Good news, everybody! The U.S. economy added 216,000 jobs in March, lowering the unemployment rate to a slightly less depressing 8.8 percent. The bad news? Even if you have a job, you might not be able to afford a basic standard of living that covers the “cost of fundamentals like housing, utilities, food, health care, transportation and, in the case of working parents, child care,” according to a new study reported on by the New York Times.
The official poverty level in this country is $10, 830 for a single person, meaning that, theoretically, someone making double that should be able to live a normal life. Actually, not so much. The study, commissioned by the non-profit Wider Opportunities for Women, found that a single person needs to make at least $30,012 a year to live a secure, frills-free lifestyle where food, healthcare and transportation aren’t a problem.
That requires an hourly wage of about $14 an hour–almost double the national minimum wage of $7.25. When you add kids into the mix, things get even more expensive. A single parent with two kids needs to make $57, 756 ($27 an hour) for economic security while a couple needs to make $67, 920 ($16 an hour per person). Remember, we’re not talking about having enough for trips to Disneyland and nice dinners out. We’re talking making enough so that if someone gets sick their medical bills don’t condemn them to poverty.
The problem, of course, is that lots of people in this country don’t meet this income standard.
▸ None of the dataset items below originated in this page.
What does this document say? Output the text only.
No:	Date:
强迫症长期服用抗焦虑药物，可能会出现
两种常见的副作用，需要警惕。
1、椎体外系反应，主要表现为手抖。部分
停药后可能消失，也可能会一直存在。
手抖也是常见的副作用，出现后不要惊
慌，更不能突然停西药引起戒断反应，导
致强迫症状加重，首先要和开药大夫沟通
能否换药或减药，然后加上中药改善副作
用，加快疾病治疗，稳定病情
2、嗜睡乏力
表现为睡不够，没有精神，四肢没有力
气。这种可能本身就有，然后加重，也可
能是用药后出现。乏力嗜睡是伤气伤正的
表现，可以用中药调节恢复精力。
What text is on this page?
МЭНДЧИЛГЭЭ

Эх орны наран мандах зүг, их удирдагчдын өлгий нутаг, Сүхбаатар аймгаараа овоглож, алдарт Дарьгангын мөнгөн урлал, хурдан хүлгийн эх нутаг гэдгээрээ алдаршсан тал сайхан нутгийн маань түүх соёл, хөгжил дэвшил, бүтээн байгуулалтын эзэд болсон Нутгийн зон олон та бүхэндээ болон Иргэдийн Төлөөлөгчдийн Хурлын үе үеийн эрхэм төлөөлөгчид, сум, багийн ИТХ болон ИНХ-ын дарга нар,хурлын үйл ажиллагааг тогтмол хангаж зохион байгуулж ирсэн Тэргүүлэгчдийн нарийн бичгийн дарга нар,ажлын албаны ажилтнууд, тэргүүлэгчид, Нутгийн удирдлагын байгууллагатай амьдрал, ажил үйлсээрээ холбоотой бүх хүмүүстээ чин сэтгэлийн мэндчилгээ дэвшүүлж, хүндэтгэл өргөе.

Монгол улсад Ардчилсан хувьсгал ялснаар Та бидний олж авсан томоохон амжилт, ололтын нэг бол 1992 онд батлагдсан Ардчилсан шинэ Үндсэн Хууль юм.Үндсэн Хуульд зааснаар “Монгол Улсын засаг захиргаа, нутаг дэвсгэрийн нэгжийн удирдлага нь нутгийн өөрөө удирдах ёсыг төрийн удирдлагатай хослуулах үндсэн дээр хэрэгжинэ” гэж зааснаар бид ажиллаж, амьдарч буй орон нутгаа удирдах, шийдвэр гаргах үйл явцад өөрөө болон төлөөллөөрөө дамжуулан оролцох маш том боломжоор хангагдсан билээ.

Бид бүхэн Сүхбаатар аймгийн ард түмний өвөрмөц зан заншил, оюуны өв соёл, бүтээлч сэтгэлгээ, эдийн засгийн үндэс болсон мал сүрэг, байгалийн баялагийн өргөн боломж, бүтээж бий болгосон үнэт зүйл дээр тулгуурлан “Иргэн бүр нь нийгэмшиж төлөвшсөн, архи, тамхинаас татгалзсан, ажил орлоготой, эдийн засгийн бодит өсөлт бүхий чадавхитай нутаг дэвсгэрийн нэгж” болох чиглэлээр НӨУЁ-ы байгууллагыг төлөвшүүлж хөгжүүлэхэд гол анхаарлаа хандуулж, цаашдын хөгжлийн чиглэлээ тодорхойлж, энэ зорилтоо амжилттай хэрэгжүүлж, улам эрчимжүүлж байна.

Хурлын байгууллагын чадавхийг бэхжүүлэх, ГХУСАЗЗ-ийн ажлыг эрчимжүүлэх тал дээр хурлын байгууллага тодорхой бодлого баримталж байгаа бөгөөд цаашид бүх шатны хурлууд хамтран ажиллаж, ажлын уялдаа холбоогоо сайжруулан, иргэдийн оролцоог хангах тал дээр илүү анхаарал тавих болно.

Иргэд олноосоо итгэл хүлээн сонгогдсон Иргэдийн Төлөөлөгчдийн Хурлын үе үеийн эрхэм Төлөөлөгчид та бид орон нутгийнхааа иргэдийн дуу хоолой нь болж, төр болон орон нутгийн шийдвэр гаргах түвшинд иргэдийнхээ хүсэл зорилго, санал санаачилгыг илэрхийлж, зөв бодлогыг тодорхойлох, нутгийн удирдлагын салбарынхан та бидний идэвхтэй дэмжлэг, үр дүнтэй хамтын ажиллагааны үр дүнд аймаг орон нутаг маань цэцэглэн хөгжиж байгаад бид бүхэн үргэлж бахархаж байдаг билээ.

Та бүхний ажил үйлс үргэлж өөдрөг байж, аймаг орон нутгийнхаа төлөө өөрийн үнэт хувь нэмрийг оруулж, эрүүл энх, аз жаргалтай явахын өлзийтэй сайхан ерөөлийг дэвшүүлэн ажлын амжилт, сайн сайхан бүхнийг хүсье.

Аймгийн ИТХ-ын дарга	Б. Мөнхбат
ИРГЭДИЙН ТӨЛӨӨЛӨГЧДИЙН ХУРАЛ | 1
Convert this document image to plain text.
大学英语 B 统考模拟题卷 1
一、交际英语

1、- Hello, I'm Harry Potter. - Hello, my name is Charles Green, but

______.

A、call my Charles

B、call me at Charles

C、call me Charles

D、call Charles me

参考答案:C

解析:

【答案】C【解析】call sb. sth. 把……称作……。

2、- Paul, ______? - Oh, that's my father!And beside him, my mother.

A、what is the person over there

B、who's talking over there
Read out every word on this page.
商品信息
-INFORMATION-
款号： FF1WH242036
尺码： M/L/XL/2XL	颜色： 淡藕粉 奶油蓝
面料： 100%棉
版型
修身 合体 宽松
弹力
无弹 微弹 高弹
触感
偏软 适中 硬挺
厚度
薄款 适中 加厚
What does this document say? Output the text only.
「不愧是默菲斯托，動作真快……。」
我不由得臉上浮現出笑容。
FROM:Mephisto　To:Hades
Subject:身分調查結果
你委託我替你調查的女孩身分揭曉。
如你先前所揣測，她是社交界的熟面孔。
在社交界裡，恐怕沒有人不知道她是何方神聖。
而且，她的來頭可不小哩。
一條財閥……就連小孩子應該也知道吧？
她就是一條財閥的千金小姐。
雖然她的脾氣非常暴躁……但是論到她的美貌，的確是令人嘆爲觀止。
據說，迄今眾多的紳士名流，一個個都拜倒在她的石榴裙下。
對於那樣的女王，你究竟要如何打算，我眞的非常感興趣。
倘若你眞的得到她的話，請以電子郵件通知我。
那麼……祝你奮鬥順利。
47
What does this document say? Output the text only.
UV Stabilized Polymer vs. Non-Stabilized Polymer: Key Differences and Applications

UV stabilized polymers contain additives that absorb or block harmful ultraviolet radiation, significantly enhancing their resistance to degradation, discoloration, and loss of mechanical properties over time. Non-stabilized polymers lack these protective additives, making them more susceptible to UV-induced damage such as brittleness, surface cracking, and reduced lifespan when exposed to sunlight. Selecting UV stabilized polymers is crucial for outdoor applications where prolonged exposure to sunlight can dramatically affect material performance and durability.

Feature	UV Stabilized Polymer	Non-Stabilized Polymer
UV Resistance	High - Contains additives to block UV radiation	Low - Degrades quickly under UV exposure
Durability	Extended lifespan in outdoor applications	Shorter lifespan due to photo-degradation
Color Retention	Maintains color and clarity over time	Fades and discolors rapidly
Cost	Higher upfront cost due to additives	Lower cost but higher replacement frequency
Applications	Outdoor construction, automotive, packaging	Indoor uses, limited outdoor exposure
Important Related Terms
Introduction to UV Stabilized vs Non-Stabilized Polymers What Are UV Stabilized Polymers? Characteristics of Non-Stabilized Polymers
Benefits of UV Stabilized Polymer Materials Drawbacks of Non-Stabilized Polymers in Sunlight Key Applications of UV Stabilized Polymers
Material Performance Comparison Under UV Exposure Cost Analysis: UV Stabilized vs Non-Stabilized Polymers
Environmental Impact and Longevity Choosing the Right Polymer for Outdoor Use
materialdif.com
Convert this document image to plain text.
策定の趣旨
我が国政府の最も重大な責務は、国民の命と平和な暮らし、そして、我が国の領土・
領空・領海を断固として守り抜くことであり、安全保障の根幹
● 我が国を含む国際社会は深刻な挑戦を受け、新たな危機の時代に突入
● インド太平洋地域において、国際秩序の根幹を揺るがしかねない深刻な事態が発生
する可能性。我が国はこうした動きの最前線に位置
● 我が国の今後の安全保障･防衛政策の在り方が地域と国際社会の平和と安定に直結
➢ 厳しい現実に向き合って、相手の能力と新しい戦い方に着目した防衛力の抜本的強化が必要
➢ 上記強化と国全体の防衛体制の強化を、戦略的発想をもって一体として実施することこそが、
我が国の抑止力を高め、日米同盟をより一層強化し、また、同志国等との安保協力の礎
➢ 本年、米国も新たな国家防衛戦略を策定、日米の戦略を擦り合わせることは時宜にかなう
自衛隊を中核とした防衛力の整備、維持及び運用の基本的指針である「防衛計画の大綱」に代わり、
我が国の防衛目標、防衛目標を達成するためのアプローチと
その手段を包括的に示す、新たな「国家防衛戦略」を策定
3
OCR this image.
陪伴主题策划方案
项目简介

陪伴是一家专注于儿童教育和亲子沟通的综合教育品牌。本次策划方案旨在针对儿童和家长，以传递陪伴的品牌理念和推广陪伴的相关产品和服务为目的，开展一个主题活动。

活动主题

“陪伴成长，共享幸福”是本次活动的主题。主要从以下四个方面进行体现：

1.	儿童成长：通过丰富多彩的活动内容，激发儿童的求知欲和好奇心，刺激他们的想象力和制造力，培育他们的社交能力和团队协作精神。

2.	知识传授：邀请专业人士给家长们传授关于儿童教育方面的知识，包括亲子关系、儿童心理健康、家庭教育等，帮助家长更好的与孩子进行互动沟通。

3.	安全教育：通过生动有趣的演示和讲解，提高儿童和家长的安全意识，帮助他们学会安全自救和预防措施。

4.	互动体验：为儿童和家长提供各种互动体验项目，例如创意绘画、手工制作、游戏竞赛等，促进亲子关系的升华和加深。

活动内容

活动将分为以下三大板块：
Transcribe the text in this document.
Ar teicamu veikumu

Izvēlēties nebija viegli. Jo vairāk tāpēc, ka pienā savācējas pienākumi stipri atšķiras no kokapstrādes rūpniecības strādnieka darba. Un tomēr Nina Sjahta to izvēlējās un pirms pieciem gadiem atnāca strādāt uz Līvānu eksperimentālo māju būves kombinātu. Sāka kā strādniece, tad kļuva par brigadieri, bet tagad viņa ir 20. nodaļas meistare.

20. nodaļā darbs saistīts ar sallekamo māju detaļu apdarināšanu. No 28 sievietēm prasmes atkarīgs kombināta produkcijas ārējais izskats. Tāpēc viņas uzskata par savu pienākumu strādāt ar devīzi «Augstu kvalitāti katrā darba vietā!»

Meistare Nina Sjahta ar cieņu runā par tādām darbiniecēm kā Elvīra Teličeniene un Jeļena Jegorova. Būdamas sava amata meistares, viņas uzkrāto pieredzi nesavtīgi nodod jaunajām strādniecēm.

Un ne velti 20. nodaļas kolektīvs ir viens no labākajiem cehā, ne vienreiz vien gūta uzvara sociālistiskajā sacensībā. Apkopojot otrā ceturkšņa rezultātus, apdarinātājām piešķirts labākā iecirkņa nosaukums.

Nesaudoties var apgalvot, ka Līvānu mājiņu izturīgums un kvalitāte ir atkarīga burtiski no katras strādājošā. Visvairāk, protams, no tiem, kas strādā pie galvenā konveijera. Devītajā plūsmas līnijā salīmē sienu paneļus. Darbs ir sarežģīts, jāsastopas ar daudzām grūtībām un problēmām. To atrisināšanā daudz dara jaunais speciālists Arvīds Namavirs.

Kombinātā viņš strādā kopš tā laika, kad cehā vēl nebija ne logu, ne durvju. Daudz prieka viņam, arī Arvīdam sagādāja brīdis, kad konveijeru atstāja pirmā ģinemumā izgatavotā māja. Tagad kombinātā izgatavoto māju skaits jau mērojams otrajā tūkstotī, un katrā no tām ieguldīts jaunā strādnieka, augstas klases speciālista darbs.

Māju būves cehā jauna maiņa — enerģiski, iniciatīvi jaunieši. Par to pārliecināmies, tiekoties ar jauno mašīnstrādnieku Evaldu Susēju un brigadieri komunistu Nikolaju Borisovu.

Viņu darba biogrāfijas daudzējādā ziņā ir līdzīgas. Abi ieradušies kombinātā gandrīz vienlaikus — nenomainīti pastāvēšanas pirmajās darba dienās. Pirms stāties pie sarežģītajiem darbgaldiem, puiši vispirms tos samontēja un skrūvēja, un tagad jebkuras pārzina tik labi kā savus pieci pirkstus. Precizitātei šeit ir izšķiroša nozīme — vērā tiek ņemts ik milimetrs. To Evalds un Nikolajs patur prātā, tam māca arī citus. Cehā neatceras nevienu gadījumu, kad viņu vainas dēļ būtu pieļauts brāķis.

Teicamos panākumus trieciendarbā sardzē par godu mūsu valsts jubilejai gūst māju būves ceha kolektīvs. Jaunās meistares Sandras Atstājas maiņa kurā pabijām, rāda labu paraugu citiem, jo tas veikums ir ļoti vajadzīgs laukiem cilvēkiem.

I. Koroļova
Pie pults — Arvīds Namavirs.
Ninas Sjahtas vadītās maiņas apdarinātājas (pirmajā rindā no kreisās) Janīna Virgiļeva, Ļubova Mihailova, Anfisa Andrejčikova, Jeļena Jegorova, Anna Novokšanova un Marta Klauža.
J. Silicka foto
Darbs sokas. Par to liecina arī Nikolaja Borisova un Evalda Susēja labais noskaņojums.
In fact, in 2009, the Census indicates that 14.3 percent of Americans live below the poverty line, let alone the $30,012 the study recommends. The study doesn’t cite how many people are below that 30K mark, but the average per capita median income in 2009 was $26,530, meaning that a huge percentage of Americans are having trouble making ends meet.
So, what are the practical implications of this study? Hopefully one is that the “welfare queen” myth can finally be dispelled. As Carol Goertzel of Philadelphia non-profit PathWaysPA says in the Times piece: “Politicians are so worried about fraud and abuse … But they are not seeing the picture of families who are working but simply not making enough money to support their families, and need public support.”
Forget about utopia; we’re talking about making enough just to get by. In order to reach that point, we either need to make sure that jobs pay enough to support a basic standard of living or beef up public services so that making $20,000 doesn’t mean living without healthcare and access to good schools. Inequality and economic unrest isn’t good for anyone, including the rich. We have the highest GDP in the entire world; surely we can provide a basic, middle-class lifestyle to more of our working citizens.